Tuesday, January 10, 2006

HELLCAB

I saw HELLCAB, an off-off Broadway show Saturday and I really liked it. This is highly unusual. Normally about ten minutes into an off-off Broadway show I want to rip my own head off.

The lousiness of much off-off Broadway can be attributed to Sturgeon's law, which says that 90% of everything is crap.

But some of it - the head-ripping bits - are due to the desperate desire on the part of hipster theatre people to demonstrate that they are free of "political correctness." This leads to any number of stupidities, excessive vulgarities and wanton cruelties, because while the anti-PC crowd knows better than to come out and be explicitly racist or sexist, they have to be obnoxious to show that they aren't being pussywhipped by politeness or empathy or sensitivity.

Rising Sun Performance Company's HELLCAB was refreshing because the lead character, a taxi driver in Chicago, is a liberal who cringes when a black guy says that a recent immigrant is not a real American, and again when a businessman calls a passing woman a "nigger."

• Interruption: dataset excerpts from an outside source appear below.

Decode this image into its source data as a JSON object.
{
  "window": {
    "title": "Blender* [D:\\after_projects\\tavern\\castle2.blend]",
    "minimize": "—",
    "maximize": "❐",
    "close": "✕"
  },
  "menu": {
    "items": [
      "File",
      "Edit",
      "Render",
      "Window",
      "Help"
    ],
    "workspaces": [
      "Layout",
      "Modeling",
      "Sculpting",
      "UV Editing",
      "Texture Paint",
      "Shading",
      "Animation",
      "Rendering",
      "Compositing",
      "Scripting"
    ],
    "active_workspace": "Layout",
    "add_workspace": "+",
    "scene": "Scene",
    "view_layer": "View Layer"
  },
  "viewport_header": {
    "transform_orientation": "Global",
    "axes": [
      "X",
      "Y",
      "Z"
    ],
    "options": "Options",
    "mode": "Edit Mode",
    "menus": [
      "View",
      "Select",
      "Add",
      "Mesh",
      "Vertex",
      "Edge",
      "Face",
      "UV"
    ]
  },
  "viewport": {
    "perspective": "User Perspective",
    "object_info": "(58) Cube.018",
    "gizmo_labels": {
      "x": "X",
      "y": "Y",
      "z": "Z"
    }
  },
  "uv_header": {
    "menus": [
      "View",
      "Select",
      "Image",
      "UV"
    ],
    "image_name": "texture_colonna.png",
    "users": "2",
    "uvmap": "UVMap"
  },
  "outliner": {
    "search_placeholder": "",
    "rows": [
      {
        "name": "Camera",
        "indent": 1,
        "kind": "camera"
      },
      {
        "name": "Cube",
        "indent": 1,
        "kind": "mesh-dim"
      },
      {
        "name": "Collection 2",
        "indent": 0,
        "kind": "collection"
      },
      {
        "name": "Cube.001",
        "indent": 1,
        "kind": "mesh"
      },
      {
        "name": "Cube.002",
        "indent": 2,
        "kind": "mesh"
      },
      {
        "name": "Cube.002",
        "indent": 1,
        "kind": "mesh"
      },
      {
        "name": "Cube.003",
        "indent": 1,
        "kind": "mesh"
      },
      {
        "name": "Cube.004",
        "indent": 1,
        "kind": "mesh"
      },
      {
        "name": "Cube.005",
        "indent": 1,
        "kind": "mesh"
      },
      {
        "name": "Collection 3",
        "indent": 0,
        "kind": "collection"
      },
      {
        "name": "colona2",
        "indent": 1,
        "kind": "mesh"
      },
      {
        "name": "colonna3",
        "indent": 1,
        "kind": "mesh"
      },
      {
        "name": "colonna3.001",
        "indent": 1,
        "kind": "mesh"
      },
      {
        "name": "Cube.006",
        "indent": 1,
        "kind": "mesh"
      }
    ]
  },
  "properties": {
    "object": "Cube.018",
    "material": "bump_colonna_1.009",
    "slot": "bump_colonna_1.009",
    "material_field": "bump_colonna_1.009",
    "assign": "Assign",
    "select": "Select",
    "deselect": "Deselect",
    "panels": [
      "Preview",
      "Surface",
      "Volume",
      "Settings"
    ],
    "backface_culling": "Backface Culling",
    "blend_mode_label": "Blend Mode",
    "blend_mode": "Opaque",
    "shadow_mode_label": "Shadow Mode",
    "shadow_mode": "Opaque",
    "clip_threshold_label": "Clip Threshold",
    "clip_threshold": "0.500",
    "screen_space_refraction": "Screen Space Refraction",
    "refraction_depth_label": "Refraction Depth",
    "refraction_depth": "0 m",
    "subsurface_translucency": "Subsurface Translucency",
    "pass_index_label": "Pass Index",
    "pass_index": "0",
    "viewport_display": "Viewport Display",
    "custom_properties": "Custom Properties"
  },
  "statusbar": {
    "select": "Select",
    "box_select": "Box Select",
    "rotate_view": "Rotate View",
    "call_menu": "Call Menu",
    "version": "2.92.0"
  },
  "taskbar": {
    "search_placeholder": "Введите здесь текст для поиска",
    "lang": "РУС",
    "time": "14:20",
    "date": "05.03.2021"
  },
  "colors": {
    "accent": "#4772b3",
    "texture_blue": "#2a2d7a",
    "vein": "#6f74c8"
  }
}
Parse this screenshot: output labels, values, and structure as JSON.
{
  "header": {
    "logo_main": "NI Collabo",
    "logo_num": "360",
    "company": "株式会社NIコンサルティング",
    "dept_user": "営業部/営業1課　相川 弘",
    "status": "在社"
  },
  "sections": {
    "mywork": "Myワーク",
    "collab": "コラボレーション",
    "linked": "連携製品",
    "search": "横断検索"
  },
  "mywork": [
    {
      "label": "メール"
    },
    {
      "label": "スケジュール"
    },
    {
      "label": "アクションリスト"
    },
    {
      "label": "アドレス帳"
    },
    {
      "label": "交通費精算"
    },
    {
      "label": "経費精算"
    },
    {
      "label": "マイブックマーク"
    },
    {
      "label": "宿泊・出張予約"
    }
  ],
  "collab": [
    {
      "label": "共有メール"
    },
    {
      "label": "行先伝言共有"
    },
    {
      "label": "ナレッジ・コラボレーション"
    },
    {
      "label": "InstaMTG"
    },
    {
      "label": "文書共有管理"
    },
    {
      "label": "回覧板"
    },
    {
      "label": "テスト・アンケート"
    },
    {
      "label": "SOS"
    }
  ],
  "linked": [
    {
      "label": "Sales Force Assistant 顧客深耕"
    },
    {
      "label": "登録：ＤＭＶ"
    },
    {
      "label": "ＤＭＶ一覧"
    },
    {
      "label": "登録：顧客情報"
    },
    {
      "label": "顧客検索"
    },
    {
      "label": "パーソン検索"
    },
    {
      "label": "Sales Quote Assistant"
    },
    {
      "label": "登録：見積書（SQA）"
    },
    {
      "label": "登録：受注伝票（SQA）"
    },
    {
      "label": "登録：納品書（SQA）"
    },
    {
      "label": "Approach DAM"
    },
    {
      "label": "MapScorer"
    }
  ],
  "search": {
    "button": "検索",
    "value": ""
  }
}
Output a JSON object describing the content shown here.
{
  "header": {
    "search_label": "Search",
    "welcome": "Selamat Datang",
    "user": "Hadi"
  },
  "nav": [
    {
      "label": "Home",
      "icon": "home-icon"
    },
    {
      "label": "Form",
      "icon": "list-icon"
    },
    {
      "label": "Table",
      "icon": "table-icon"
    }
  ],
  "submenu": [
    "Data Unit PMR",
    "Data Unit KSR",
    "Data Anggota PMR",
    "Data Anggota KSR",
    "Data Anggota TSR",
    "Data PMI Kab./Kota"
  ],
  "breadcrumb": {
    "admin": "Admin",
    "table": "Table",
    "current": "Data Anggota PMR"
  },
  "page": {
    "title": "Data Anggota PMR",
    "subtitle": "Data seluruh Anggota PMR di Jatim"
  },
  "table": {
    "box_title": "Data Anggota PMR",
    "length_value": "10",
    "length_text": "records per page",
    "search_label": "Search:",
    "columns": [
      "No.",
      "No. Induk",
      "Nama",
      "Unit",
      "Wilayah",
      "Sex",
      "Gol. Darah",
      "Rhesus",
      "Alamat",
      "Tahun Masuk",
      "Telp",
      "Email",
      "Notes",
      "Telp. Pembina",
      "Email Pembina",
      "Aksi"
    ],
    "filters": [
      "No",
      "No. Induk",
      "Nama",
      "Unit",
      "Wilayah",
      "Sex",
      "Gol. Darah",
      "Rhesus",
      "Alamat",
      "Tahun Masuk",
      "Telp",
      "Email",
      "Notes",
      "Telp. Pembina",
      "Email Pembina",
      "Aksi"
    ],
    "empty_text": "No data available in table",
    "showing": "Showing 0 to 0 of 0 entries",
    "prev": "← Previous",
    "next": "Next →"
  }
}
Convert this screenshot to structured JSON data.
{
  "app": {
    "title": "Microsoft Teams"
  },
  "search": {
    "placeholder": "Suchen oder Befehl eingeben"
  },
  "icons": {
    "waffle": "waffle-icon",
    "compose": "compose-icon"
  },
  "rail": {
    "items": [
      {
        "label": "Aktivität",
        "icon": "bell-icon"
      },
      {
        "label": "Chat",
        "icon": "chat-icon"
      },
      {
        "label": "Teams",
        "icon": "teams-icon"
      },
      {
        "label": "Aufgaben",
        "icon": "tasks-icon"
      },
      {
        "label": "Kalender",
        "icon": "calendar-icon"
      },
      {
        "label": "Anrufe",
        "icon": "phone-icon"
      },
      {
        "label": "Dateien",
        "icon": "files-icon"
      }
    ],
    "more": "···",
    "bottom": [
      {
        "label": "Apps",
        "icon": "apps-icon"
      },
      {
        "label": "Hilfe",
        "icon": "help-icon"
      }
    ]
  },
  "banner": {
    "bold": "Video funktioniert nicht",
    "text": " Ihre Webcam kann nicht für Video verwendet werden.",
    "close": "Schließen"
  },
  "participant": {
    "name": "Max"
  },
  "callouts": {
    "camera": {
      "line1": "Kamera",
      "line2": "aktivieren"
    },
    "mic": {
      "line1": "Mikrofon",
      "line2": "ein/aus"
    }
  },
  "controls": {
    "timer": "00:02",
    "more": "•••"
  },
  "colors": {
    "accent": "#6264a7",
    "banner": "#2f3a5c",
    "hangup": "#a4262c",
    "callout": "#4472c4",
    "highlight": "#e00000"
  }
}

The author, Will Kern, doesn't feel the need to be funny as a method of declaring his freedom from political correctness, so his scenarios are genuinely amusing.

HELLCAB has some definite flaws though - primarily the ending, which seems overly-sentimental and tacked-on. But most of the time I was totally engaged.

The premise of the play is simple - a day in the life of a cab driver. Of course it isn't a typical boring workday. The cab driver picks up sex fiends, druggies, a pregnant woman on the verge of giving birth, a wacked-out puppet man, New York sports fans and a rape victim.

I think there's a synergy at work in the show, between director, writer and actors. Why else would one of the play's funniest lines be "I have to have my pants"?

The play's primary focus is the reactions of the compassionate cab driver, played by Nic Mevoli, to being interrogated, insulted, grossed out, groped and dragged into passenger disputes.

Mevoli is a great find. The show's director, Akia, told me after the show that she had Mevoli in mind when deciding to redo the play - Rising Sun did another version a few years earlier. That was a good call. Not many off-off Broadway actors are as engaging as Mevoli. He begins with a downtrodden everyman vibe in his performance, and as the evening wears on, he morphs into a young Harrison Ford, extremely charismatic and able to communicate worlds of emotion through a raised eyebrow or a sidelong glance.

I went to the play at the request of Reagan Wilson, a HELLCAB cast member who is also an actor member of my group NYCPlaywrights. Reagan was great in three distinctly different roles - a lawyer, the pregnant woman, and a party girl on the way to meet her boyfriend. The other actors I saw were also great.

I hate so many off-off Broadway plays I was starting to think there was something wrong with me. This show made me realize there are good shows, it isn't just me, and there is hope for off-off Broadway after all.